Built around the trust model, not bolted on.

Credential vault

All third-party credentials (API keys, OAuth tokens, service account files) are stored in the CloudSwarm vault — encrypted at rest, decrypted only inside the agent execution sandbox, and never written to logs. The vault is backed by GCP Secret Manager with customer-controlled encryption keys on the Business and CanadianClaw tiers. Credentials are provisioned once and referenced by name; agents never hold cleartext secrets in their instructions or context window.

Policy DSL (Cedar substrate landing v1.1)

Every external action an agent wants to take passes through a policy evaluation. CloudSwarm v1.0 ships a Go-evaluated subset of Cedar's policy set; the full statically-typed Cedar evaluator lands v1.1. Either substrate cannot escape its sandbox: no eval, no shell-out, no network egress from inside a policy. CloudSwarm ships default policies at workspace creation; advanced users can author Cedar-shaped policies to restrict agents to specific hosts, HTTP methods, spend limits, and time windows. Policy violations are hard-blocked, not soft-logged.

Trust-model tiers

CloudSwarm agents run at one of five trust levels (L0 through L4). L0 is shadow mode: the agent observes but cannot act. L4 is fully autonomous. You promote an agent from one tier to the next after reviewing its behavior. Most production agents operate at L2 or L3, which means they act but wait for human approval on actions above a configurable spend ceiling. This is not a cosmetic feature; the execution engine enforces it at the call site, not at the UI layer.

Signed receipts

Every agent action produces an Ed25519-signed receipt compatible with the TrueCom protocol. Receipts are Merkle-chained and verifiable offline; they record which skill ran, which credential was used, the cost, and the outcome hash. Receipts are retained for the full contractual period and are exportable on request. The audit log is append-only; receipts cannot be deleted or modified after issuance.

Multi-tenancy isolation

CloudSwarm is multi-tenant by default. Tenant isolation is enforced at four layers: per-workspace credential namespacing, per-workspace policy namespace, per-workspace audit log index, and execution sandbox isolation on the Heroa substrate. A workspace's agents cannot read another workspace's credentials, policies, or logs. Enterprise customers receive single-tenant VPC isolation with a dedicated Heroa runtime instance.
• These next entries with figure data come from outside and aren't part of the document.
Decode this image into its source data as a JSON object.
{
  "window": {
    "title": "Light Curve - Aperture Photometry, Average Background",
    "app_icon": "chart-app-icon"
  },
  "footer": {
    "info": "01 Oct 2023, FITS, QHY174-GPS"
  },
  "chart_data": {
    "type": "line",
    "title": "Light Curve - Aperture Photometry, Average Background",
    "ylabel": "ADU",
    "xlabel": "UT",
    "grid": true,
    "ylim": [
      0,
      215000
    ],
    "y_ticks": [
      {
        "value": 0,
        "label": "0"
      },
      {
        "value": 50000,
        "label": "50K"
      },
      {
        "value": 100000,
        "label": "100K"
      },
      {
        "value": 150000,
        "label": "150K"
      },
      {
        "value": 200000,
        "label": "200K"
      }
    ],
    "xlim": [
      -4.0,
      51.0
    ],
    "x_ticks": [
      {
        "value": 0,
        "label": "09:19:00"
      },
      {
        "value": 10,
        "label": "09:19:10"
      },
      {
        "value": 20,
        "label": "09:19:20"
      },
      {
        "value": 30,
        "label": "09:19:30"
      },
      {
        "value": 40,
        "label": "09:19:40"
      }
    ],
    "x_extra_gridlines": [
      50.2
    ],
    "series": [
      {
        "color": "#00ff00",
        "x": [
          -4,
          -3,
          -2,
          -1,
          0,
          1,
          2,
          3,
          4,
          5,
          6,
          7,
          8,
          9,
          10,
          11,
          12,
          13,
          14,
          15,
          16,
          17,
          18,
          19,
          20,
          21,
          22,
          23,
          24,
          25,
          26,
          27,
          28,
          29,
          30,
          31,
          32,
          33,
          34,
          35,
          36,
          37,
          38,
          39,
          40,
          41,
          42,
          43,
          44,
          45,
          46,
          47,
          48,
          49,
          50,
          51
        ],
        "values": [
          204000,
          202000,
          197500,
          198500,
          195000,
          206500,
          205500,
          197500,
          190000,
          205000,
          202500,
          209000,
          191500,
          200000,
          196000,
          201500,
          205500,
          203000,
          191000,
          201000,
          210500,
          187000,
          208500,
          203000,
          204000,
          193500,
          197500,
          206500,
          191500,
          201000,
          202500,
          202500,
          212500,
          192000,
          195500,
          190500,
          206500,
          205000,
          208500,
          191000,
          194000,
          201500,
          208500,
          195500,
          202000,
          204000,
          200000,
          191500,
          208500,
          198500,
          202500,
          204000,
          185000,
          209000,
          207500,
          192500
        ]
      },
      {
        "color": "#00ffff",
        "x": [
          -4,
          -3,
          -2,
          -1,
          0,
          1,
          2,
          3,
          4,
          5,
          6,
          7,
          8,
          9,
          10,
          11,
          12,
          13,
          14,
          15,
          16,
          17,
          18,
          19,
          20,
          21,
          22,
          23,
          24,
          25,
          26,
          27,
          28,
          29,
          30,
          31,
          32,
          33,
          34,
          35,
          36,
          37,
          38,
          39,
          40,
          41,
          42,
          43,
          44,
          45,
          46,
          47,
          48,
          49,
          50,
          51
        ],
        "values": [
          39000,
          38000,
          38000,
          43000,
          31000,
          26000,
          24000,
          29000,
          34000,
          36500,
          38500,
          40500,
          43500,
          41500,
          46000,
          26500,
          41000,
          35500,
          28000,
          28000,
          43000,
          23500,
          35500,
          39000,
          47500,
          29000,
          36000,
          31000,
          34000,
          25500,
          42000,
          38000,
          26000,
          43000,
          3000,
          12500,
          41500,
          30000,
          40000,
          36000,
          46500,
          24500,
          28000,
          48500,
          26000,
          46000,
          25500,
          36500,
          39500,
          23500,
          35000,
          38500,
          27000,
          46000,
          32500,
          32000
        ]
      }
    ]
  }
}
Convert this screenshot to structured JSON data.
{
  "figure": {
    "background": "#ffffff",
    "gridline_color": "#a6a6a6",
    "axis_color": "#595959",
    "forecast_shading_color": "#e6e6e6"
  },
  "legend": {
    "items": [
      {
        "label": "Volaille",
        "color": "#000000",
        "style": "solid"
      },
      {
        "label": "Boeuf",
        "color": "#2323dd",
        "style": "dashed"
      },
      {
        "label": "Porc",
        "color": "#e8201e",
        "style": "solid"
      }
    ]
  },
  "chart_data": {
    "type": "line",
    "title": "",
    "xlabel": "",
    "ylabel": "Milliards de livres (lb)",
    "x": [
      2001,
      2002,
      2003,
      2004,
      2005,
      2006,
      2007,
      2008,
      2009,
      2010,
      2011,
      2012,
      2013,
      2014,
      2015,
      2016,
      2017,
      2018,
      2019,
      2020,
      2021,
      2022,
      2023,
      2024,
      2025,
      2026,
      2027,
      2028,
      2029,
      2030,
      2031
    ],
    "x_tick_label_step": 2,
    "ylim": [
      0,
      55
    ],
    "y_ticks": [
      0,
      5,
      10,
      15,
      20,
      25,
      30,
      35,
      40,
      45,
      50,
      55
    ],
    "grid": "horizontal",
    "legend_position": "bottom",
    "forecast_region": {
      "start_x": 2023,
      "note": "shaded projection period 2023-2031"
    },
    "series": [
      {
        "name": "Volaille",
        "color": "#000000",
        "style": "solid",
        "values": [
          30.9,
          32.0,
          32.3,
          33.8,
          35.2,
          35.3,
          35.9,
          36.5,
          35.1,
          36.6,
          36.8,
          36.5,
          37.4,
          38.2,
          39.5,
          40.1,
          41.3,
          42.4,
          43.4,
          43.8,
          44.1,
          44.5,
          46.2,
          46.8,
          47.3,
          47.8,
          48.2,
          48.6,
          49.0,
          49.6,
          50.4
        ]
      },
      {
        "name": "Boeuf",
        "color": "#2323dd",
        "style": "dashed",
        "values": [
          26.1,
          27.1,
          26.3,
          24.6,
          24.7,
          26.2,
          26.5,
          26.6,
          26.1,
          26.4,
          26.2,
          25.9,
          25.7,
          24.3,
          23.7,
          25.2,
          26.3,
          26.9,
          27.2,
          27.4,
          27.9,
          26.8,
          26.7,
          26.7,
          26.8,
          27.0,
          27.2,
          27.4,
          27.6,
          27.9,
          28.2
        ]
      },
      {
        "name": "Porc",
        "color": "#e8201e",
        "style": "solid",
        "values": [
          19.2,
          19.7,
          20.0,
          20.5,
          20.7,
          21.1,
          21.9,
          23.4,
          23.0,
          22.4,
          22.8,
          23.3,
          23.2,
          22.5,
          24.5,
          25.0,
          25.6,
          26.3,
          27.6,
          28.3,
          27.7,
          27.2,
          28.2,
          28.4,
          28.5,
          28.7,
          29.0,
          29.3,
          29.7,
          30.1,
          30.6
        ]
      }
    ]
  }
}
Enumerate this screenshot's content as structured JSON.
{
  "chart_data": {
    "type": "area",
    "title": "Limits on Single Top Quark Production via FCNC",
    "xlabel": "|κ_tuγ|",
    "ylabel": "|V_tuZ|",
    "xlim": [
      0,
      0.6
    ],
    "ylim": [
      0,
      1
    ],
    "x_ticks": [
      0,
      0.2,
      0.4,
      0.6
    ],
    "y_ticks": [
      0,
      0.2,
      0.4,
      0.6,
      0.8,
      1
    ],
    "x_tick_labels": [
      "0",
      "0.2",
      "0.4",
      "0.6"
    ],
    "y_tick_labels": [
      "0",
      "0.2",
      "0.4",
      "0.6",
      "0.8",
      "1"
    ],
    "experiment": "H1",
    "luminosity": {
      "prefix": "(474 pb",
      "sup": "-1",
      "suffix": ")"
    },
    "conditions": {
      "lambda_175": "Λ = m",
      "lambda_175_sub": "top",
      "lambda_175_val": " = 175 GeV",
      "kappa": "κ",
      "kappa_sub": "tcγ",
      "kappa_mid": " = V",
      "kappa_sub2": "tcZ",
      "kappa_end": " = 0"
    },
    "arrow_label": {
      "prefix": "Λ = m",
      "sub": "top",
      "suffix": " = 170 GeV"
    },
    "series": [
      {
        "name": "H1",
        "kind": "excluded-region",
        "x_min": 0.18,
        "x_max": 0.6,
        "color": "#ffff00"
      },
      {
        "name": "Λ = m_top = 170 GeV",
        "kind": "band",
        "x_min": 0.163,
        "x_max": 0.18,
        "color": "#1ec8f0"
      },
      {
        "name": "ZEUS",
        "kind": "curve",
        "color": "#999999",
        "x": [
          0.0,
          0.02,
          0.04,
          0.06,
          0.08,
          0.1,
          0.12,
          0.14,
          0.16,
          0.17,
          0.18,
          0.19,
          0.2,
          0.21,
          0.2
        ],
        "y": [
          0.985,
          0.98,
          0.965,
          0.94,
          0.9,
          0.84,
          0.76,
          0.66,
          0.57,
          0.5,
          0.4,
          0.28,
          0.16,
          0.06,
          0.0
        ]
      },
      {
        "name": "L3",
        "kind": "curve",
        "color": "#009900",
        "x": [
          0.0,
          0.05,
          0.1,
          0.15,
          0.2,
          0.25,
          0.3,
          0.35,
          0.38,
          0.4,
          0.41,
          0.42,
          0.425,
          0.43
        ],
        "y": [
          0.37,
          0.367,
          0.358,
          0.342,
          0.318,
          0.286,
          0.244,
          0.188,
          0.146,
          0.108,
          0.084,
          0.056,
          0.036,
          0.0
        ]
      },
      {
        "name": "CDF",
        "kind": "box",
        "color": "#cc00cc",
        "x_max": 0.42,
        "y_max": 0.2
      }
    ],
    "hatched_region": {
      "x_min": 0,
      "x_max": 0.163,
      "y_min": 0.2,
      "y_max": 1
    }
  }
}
CanadianClaw sovereign posture

CanadianClaw is the single-tenant BC Canadian deployment of CloudSwarm. It runs on dedicated Heroa infrastructure in Cube Global Vancouver colo. No data crosses the US border. The MSA is Canadian-entity, enforceable in BC courts. Personnel with access to the substrate are Canadian residents. SOC 2 report is in progress; a summary letter is available under NDA for Canadian public-sector procurement.

Network surface

The CloudSwarm platform API accepts traffic on HTTPS only (TLS 1.3 minimum). The managed skill-runner has outbound egress only to the allowed-listed hosts in your policy DSL. By default, no skill can reach hosts not in the vault's allow-list for your workspace. The allow-list is inspectable and exportable from the workspace settings panel.

Vulnerability disclosure

Security reports go to [email protected]. PGP key fingerprint is available on request. Critical reports are acknowledged within one business day and triaged within three. In-scope: vault isolation breaks, Cedar sandbox escapes, receipt forgery, multi-tenancy boundary violations, trust-tier enforcement bypasses. Out-of-scope: denial-of-service against the marketing site; social engineering. Eligible reports receive acknowledgment under our coordinated-disclosure program.